Les chercheurs de l'UFZ concluent qu'en dépit de nombreuses mesures d'amélioration, il y a encore trop de produits chimiques dans les eaux européennes. Sur de nombreux sites, les valeurs limites sont dépassées. "Nos données montrent également que ce ne sont pas seulement des substances individuelles, mais plutôt le grand nombre de substances qui contribuent à ce problème", déclare Finckh. Il est donc nécessaire d'inclure encore plus de produits chimiques dans la surveillance chimique des eaux pour la mise en œuvre de la directive-cadre européenne sur l'eau, car ils n'ont pas encore été évalués dans un contexte environnemental.

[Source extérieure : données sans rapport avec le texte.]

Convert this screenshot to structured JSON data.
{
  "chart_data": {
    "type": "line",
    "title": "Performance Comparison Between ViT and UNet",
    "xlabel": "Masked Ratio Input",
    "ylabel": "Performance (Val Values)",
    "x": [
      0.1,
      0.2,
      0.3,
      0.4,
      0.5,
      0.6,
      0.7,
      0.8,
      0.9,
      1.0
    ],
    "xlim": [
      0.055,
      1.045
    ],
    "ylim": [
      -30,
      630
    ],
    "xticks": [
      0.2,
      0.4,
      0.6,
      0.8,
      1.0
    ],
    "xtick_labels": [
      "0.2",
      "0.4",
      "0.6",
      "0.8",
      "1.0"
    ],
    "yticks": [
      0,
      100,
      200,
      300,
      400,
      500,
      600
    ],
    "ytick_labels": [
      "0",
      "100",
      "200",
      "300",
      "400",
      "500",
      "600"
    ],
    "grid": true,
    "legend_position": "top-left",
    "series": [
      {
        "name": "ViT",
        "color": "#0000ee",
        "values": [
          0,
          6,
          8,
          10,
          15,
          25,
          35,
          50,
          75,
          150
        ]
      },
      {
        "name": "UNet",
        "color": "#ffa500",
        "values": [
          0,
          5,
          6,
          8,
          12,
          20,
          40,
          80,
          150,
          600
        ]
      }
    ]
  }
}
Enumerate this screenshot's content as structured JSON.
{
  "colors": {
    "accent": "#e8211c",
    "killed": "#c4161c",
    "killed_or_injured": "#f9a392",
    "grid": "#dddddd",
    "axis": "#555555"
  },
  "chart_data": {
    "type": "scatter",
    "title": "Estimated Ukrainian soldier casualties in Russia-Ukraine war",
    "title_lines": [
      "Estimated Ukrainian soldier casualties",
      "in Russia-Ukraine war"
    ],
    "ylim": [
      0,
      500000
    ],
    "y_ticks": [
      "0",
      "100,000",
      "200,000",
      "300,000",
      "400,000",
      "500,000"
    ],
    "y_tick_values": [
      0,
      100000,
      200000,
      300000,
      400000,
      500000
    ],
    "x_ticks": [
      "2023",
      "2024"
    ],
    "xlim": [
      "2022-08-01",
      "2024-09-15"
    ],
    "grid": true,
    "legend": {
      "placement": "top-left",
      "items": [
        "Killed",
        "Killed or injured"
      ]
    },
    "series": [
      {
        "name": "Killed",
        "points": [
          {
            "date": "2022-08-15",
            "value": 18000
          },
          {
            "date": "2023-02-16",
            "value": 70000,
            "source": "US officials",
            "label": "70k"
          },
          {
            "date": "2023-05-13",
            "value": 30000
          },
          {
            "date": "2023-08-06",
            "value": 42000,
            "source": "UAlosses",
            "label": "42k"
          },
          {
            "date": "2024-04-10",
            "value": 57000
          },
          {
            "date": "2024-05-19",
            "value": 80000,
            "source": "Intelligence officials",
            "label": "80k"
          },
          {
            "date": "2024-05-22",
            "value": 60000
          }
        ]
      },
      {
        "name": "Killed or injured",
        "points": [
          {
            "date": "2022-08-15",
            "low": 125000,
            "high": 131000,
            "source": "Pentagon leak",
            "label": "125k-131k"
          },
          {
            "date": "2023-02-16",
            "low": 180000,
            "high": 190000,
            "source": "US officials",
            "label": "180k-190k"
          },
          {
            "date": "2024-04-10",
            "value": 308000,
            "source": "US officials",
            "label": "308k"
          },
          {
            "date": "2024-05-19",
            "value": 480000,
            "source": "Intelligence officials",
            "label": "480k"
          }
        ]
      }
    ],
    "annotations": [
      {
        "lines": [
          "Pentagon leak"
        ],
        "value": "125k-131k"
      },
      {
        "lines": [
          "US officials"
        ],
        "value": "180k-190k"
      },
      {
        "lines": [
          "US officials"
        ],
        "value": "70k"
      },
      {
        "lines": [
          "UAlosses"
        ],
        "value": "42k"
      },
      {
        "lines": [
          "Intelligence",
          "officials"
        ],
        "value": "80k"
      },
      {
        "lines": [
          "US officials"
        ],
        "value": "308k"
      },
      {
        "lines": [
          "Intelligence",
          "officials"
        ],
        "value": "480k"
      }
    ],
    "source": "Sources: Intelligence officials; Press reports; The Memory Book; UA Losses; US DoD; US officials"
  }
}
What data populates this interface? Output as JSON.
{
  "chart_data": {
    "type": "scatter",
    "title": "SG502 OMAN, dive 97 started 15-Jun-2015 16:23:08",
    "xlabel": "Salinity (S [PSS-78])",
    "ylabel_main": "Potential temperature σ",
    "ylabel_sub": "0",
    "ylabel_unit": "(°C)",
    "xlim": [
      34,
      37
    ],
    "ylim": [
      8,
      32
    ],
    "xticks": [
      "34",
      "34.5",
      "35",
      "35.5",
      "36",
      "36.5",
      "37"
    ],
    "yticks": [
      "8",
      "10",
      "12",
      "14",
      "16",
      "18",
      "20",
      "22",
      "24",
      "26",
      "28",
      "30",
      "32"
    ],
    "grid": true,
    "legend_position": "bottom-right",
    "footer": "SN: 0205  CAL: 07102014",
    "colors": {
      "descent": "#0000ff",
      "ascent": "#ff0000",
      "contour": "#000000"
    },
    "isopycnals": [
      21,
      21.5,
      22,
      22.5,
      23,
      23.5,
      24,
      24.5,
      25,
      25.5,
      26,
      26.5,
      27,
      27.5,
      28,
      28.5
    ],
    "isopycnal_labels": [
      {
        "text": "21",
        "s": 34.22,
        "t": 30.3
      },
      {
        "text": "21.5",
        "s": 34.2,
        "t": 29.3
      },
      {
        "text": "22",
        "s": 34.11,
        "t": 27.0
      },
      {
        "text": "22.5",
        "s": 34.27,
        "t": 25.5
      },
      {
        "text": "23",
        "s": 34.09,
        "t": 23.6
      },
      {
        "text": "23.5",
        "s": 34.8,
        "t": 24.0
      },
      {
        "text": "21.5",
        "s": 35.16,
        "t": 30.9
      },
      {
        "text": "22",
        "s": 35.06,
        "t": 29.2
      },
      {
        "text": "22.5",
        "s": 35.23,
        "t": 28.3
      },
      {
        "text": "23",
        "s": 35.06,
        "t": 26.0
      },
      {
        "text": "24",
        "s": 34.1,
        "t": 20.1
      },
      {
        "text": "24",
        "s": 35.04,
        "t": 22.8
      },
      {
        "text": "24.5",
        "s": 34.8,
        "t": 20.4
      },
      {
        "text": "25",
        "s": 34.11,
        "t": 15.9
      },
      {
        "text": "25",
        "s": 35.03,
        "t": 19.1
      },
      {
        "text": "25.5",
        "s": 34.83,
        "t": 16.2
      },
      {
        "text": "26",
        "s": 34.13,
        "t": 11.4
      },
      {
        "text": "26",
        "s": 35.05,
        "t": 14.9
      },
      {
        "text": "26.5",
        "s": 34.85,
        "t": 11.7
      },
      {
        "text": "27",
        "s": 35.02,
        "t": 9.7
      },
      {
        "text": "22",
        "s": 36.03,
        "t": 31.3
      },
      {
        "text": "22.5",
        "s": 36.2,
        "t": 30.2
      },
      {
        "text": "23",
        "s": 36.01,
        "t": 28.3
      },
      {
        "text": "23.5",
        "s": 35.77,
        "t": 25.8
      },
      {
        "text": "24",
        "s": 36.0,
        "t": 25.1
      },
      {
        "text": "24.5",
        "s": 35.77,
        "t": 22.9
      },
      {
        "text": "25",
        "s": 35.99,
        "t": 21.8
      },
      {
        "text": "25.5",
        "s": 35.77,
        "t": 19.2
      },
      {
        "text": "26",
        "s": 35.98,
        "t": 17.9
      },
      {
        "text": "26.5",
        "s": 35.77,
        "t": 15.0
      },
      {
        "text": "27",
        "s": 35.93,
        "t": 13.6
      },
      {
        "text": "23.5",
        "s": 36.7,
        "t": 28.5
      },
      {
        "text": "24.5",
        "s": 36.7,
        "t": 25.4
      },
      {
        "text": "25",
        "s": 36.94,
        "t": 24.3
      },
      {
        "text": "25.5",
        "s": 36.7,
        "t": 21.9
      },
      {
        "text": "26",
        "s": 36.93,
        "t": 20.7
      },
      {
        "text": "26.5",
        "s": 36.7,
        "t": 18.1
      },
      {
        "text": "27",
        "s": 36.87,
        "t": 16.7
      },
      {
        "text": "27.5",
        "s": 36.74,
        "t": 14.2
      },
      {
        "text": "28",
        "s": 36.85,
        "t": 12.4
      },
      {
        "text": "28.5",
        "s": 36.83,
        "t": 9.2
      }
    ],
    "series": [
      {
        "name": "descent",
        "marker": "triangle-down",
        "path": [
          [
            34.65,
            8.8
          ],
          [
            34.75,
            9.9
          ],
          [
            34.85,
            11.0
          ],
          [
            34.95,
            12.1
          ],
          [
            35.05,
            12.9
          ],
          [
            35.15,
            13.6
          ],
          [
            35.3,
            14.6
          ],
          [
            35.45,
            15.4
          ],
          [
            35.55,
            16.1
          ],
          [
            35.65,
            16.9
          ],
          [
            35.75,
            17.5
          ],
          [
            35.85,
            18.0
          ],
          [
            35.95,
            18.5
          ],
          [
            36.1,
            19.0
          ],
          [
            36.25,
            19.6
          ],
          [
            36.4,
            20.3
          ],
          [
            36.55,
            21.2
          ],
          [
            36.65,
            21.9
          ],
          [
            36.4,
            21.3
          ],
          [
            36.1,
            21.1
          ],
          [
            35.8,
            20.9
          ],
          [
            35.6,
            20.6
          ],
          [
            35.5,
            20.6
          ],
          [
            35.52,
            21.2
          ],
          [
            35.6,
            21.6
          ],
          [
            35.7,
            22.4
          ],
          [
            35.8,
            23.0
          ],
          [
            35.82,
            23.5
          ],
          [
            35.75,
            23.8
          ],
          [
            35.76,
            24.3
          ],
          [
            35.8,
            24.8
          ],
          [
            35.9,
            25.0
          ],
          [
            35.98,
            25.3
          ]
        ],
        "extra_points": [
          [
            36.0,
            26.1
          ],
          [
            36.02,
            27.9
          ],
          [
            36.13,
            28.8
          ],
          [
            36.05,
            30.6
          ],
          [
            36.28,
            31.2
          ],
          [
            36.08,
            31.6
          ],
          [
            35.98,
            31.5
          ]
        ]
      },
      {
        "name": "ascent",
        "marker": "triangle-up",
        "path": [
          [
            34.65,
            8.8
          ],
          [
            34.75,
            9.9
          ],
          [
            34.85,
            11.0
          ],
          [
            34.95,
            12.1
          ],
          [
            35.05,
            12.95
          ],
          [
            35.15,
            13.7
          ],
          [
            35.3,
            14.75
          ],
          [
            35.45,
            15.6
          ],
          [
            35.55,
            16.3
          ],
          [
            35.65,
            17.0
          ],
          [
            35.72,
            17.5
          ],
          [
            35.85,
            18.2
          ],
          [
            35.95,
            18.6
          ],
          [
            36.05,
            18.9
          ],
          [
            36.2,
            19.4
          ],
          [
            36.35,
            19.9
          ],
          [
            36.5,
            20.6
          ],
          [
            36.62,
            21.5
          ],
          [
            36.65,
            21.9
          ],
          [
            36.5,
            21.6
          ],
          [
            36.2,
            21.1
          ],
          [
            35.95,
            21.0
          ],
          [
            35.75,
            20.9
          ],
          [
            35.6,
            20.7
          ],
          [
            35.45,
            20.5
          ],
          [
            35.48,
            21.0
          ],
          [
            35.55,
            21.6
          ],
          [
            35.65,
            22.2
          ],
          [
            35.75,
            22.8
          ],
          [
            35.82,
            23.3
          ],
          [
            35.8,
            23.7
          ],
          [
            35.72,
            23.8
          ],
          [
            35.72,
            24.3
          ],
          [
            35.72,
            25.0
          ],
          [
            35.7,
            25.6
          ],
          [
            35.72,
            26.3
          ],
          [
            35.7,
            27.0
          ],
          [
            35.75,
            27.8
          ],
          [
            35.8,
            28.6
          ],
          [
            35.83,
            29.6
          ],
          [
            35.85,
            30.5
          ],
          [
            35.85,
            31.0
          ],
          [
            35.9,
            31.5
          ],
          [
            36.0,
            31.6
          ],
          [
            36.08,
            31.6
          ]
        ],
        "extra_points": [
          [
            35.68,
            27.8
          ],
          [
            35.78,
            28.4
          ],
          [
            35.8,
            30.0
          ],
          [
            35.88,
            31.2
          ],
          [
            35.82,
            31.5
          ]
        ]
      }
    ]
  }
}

Davantage de données de mesure sont également nécessaires. "Souvent, les effets des produits chimiques sur les organismes présents dans l'eau ne sont pas du tout clairs, ni les concentrations auxquelles ils sont présents", explique M. Carmona. Dans ces cas, des valeurs basées sur des modèles ont été utilisées ; cependant, celles-ci entraînent une plus grande incertitude que les valeurs d'effet mesurées. "Avant tout, nous devrions nous concentrer davantage sur leurs mélanges lors de l'évaluation des produits chimiques", déclare Finckh.